Hopp, H. 1 & Lemmerth, N. 2

1 University of Braunschweig
2 University of Mannheim

Adult L2 learners show persistent difficulties in processing grammatical gender, especially if the L1 lacks gender (English). However, even learners whose L1s have gender do not invariably use L2 gender to predict referents on-line ('laFEM' -> 'casaFEM').

To refine the scope of L1 effects, we test how lexical and syntactic differences between L1/2 gender affect L2 German gender processing by L1 Russians. Both languages have three genders. They differ in lexical congruency in gender assignment of nouns (tableMASC-MASC vs houseNEUT-MASC). Further, gender is syntactically marked on prenominal determiners in German but on postnominal suffixes in Russian. On adjectives, both mark gender on suffixes.

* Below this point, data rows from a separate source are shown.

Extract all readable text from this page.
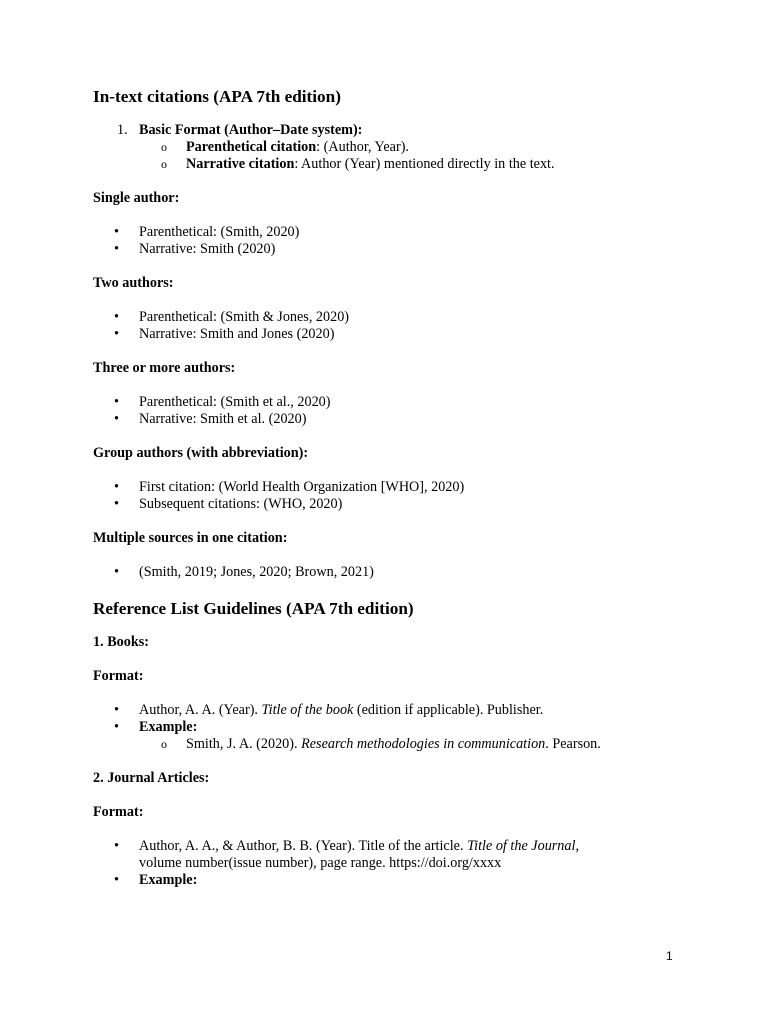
In-text citations (APA 7th edition)
1. Basic Format (Author–Date system):
o Parenthetical citation: (Author, Year).
o Narrative citation: Author (Year) mentioned directly in the text.
Single author:
• Parenthetical: (Smith, 2020)
• Narrative: Smith (2020)
Two authors:
• Parenthetical: (Smith & Jones, 2020)
• Narrative: Smith and Jones (2020)
Three or more authors:
• Parenthetical: (Smith et al., 2020)
• Narrative: Smith et al. (2020)
Group authors (with abbreviation):
• First citation: (World Health Organization [WHO], 2020)
• Subsequent citations: (WHO, 2020)
Multiple sources in one citation:
• (Smith, 2019; Jones, 2020; Brown, 2021)
Reference List Guidelines (APA 7th edition)
1. Books:
Format:
• Author, A. A. (Year). Title of the book (edition if applicable). Publisher.
• Example:
o Smith, J. A. (2020). Research methodologies in communication. Pearson.
2. Journal Articles:
Format:
• Author, A. A., & Author, B. B. (Year). Title of the article. Title of the Journal,
volume number(issue number), page range. https://doi.org/xxxx
• Example:
1
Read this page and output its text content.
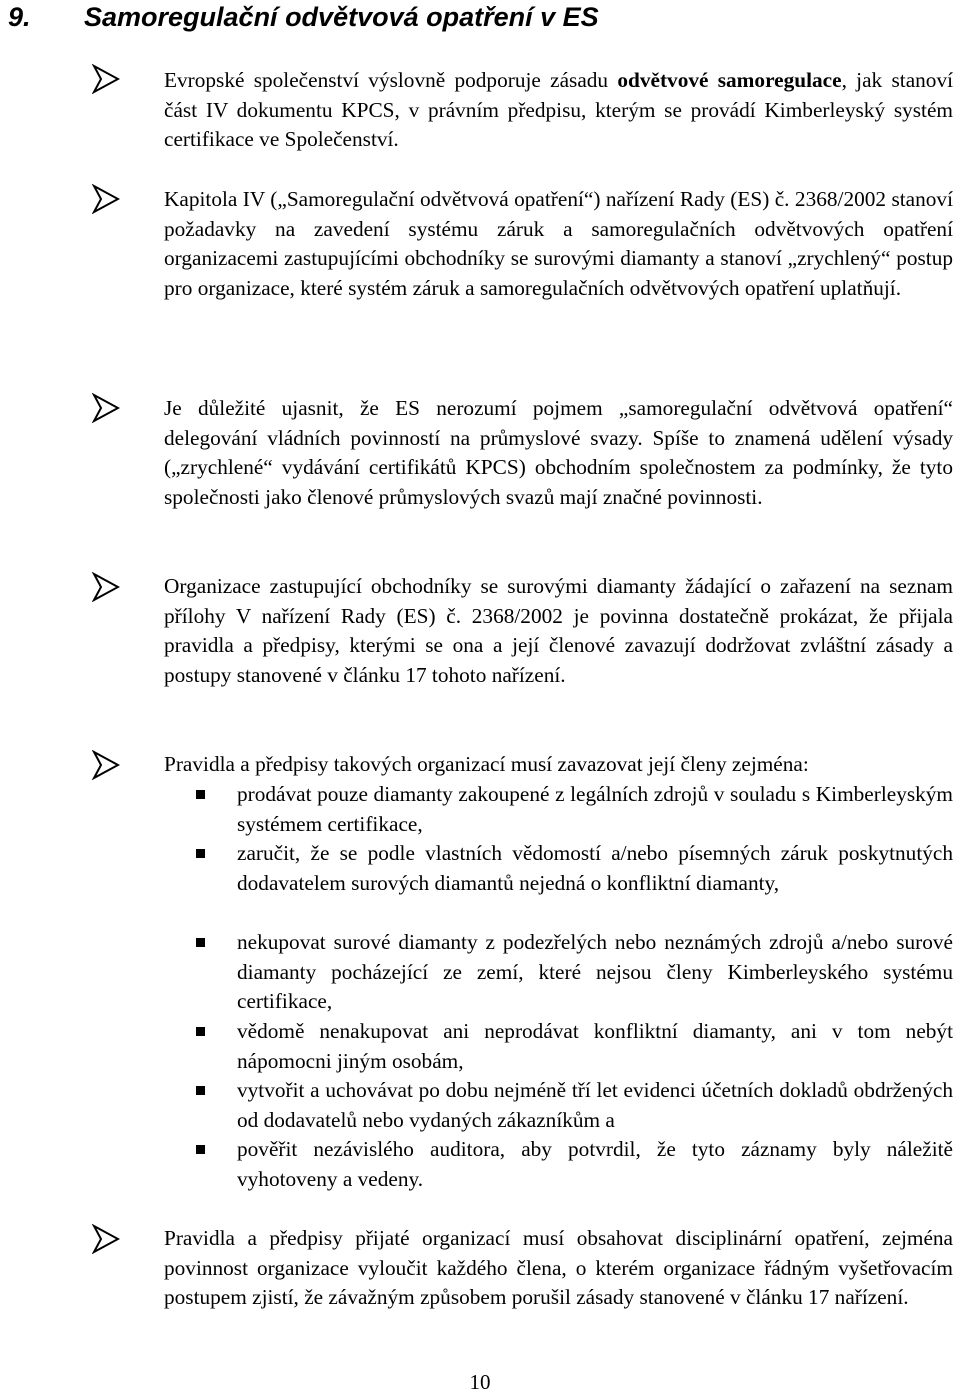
9. Samoregulační odvětvová opatření v ES
Evropské společenství výslovně podporuje zásadu odvětvové samoregulace, jak stanoví část IV dokumentu KPCS, v právním předpisu, kterým se provádí Kimberleyský systém certifikace ve Společenství.
Kapitola IV („Samoregulační odvětvová opatření“) nařízení Rady (ES) č. 2368/2002 stanoví požadavky na zavedení systému záruk a samoregulačních odvětvových opatření organizacemi zastupujícími obchodníky se surovými diamanty a stanoví „zrychlený“ postup pro organizace, které systém záruk a samoregulačních odvětvových opatření uplatňují.
Je důležité ujasnit, že ES nerozumí pojmem „samoregulační odvětvová opatření“ delegování vládních povinností na průmyslové svazy. Spíše to znamená udělení výsady („zrychlené“ vydávání certifikátů KPCS) obchodním společnostem za podmínky, že tyto společnosti jako členové průmyslových svazů mají značné povinnosti.
Organizace zastupující obchodníky se surovými diamanty žádající o zařazení na seznam přílohy V nařízení Rady (ES) č. 2368/2002 je povinna dostatečně prokázat, že přijala pravidla a předpisy, kterými se ona a její členové zavazují dodržovat zvláštní zásady a postupy stanovené v článku 17 tohoto nařízení.
Pravidla a předpisy takových organizací musí zavazovat její členy zejména:
prodávat pouze diamanty zakoupené z legálních zdrojů v souladu s Kimberleyským systémem certifikace,
zaručit, že se podle vlastních vědomostí a/nebo písemných záruk poskytnutých dodavatelem surových diamantů nejedná o konfliktní diamanty,
nekupovat surové diamanty z podezřelých nebo neznámých zdrojů a/nebo surové diamanty pocházející ze zemí, které nejsou členy Kimberleyského systému certifikace,
vědomě nenakupovat ani neprodávat konfliktní diamanty, ani v tom nebýt nápomocni jiným osobám,
vytvořit a uchovávat po dobu nejméně tří let evidenci účetních dokladů obdržených od dodavatelů nebo vydaných zákazníkům a
pověřit nezávislého auditora, aby potvrdil, že tyto záznamy byly náležitě vyhotoveny a vedeny.
Pravidla a předpisy přijaté organizací musí obsahovat disciplinární opatření, zejména povinnost organizace vyloučit každého člena, o kterém organizace řádným vyšetřovacím postupem zjistí, že závažným způsobem porušil zásady stanovené v článku 17 nařízení.
10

In visual-world eye-tracking, 24 L1 Russian L2 learners were tested alongside 15 Germans as they listened to questions (?Where is [DET] [ADJ] [Noun]??). We crossed the factors lexical congruency (congruent vs incongruent) and syntactic congruency (adjective vs determiner marking). Mixed effect models show interactions of L1, proficiency and congruency. Like natives, high-proficiency L2ers use L2 gender predictively in all conditions. Intermediate L2ers show general gender prediction with (syntactically congruent) adjectives, yet for (syntactically incongruent) determiners only with lexically congruent nouns. We discuss how lexical and syntactic properties of the L1 interact in L2 gender and sentence processing.